Millet: eine hundertjährige Familiengeschichte
Ursprünglich: Leinensäcke im Herzen der Alpen
Aus dem Einfallsreichtum von Marc und der Entschlossenheit von Hermance entstand 1921 das Haus Millet. Alles begann mit der Herstellung von Einkaufstaschen und Tragetaschen in ihrem kleinen Lebensmittelgeschäft in Saint-Fons, in der Nähe von Lyon. Schon bald wurde die Produktpalette erweitert und der Kundenstamm vergrößerte sich.
Das Ehepaar Millet stammt aus Deux-Savoie und zog 1929 nach Annecy, wo die frische Luft Marcs angeschlagener Gesundheit zugute kam. Dieser Umzug sollte für die Zukunft der Marke entscheidend sein.

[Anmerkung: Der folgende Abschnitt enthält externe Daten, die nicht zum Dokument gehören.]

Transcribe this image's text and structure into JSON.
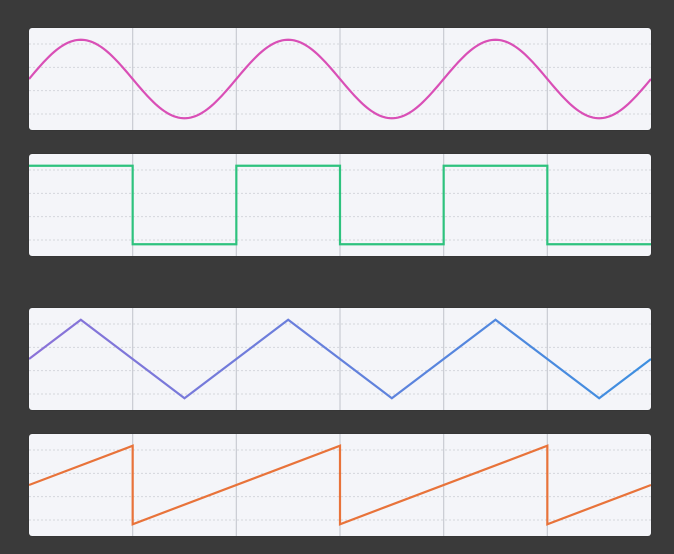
{
  "chart_data": [
    {
      "type": "line",
      "shape": "sine",
      "x": [
        0,
        0.125,
        0.25,
        0.375,
        0.5,
        0.625,
        0.75,
        0.875,
        1,
        1.125,
        1.25,
        1.375,
        1.5,
        1.625,
        1.75,
        1.875,
        2,
        2.125,
        2.25,
        2.375,
        2.5,
        2.625,
        2.75,
        2.875,
        3
      ],
      "y": [
        0,
        0.707,
        1,
        0.707,
        0,
        -0.707,
        -1,
        -0.707,
        0,
        0.707,
        1,
        0.707,
        0,
        -0.707,
        -1,
        -0.707,
        0,
        0.707,
        1,
        0.707,
        0,
        -0.707,
        -1,
        -0.707,
        0
      ],
      "xlim": [
        0,
        3
      ],
      "ylim": [
        -1.3,
        1.3
      ],
      "grid": true,
      "color": "#d94fb6"
    },
    {
      "type": "line",
      "shape": "square",
      "x": [
        0,
        0.5,
        0.5,
        1,
        1,
        1.5,
        1.5,
        2,
        2,
        2.5,
        2.5,
        3
      ],
      "y": [
        1,
        1,
        -1,
        -1,
        1,
        1,
        -1,
        -1,
        1,
        1,
        -1,
        -1
      ],
      "xlim": [
        0,
        3
      ],
      "ylim": [
        -1.3,
        1.3
      ],
      "grid": true,
      "color": "#2ec27e"
    },
    {
      "type": "line",
      "shape": "triangle",
      "x": [
        0,
        0.25,
        0.75,
        1.25,
        1.75,
        2.25,
        2.75,
        3
      ],
      "y": [
        0,
        1,
        -1,
        1,
        -1,
        1,
        -1,
        0
      ],
      "xlim": [
        0,
        3
      ],
      "ylim": [
        -1.3,
        1.3
      ],
      "grid": true,
      "color_start": "#8b72d8",
      "color_end": "#3d8fe0"
    },
    {
      "type": "line",
      "shape": "sawtooth",
      "x": [
        0,
        0.5,
        0.5,
        1.5,
        1.5,
        2.5,
        2.5,
        3
      ],
      "y": [
        0,
        1,
        -1,
        1,
        -1,
        1,
        -1,
        0
      ],
      "xlim": [
        0,
        3
      ],
      "ylim": [
        -1.3,
        1.3
      ],
      "grid": true,
      "color": "#e8733a"
    }
  ]
}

Manet, das Aushängeschild der Millet Geschichte
Nach dem Tod von Marc im Jahre 1937 übernahm Hermance – genannt “Manet” – zusammen mit ihren beiden Söhnen René und Raymond die Leitung des Unternehmens. In einer Zeit, in der es Frauen gesetzlich nicht erlaubt war, ein Unternehmen zu leiten, setzte sie ihre Autorität durch und sicherte die Kontinuität des Familienunternehmens.
Alle drei zusammen entwickelten Ski-, Strand- und Fahrradtaschen und reagierten damit auf den Aufschwung der Freizeit dank des bezahlten Urlaubs. Manet verkörpert die Widerstandsfähigkeit und die Stärke der Frauen in einer Männerindustrie.


Die Brüder Millet und die Entwicklung des Unternehmens
1942 baute die Familie ein Fabrikhaus in der Avenue de Chambéry in Annecy: eine Vision von “Familie und Unternehmen”, die untrennbar miteinander verbunden sind. In dieser Werkstatt wuchs Millet heran und zog berühmte Bergsteiger wie Messner, Bonatti oder Desmaison an.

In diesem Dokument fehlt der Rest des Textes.